De vergadering van de RvB met het betrokken management, in aanwezigheid van de directiesecretaris die de gemaakte afspraken en genomen besluiten moest vastleggen, verliep op z´n zachtst gezegd nogal chaotisch. De overige leden van de RvB (waaronder enkele prominente familieleden) kwamen niet aan bod met hun vragen en/of opmerkingen. Om de haverklap werd weer een ander directielid naar binnen gehaald om vervolgens door de bestuursvoorzitter te worden uitgefoeterd. Op momenten dat een bepaalde portefeuillehouder van de RvB zijn of haar bekende directielid in verdediging wilde nemen, om enige nuance in de reactiewijze van de bestuursvoorzitter te beitelen, werd die vakkundig door hem neergesabeld als ‘’meehuiler’’, ‘’watje’’ of ‘’zachte heelmeester’’. En meer termen van dien aard. Kortom, ik keek mijn ogen uit en wisselde blikken van verstandhouding met de directiesecretaris (die daar natuurlijk ongemakkelijk bijzat).

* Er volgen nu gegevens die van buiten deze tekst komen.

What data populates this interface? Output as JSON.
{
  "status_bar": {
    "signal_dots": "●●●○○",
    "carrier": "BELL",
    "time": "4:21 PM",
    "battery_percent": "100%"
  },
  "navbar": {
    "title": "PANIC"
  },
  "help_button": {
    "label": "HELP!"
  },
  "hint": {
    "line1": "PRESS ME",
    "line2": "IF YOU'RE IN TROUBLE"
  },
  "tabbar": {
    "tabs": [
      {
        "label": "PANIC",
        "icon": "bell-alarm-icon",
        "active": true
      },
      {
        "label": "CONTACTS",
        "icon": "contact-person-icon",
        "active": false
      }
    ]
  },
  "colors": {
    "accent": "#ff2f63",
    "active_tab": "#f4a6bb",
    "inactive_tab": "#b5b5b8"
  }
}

Plotsklaps midden in deze vergadering stelde de bestuursvoorzitter mij de volgende vraag:’’En, meneer Roos, wat vind u van onze bestuursvergadering?’’ Ik moest even slikken en bedacht me dat ik nu tijd moest kopen…Dus vroeg ik hem:’’wilt u het diplomatieke of het echte antwoord?’’ Waarop hij snel reageerde met:’’Dat laatste, natuurlijk!’’. En ik vervolgde direct met:’’nou, ik krijg een steeds grotere bewondering voor de directiesecretaris, want die moet hiervan nog brood bakken ook, met zijn verslaglegging van deze vergadering’’. Vervolgens barstte de bestuursvoorzitter in hard gelach uit, waarbij hij het middelste deel van mijn zin nog een paar keer herhaalde.
Om een lang verhaal kort te maken: tijdens de nabespreking aan het einde van die dag kreeg ik niet alleen de opdracht om de organisatiecultuur van dit familiebedrijf door te lichten, maar ook om concrete voorstellen te doen ter verbetering van de werksfeer. Daarbij moest ik de samenwerking in de top van het bedrijf niet schuwen, zo werd er nadrukkelijk bij gesteld. Bovendien bleek dat mijn reactie in de bestuursvergadering zich als een lopend vuurtje door het bedrijf had verspreid. Schouderklopjes vielen mij nog net niet ten deel, maar het scheelde niet veel. De doorlichting, begeleiding en invoering van verbeteringen was een intensief, maar goed verlopend verandertraject. Ook ging ik regelmatig lunchen bij de bestuursvoorzitter thuis. Dit stelde hij bijzonder op prijs. Mede daardoor ontwikkelde zich een goed werkbare en veranderingsgezinde verstandhouding. De bestuursvoorzitter ging uiteindelijk met nagenoeg alle verbetervoorstellen akkoord, ook wanneer het zijn eigen functionele rol betrof. Op mijn vraag aan de directiesecretaris waarom dit veranderproces zo voorspoedig verliep, antwoordde hij eenvoudig: ’’onze voorzitter houdt niet van doetjes’’.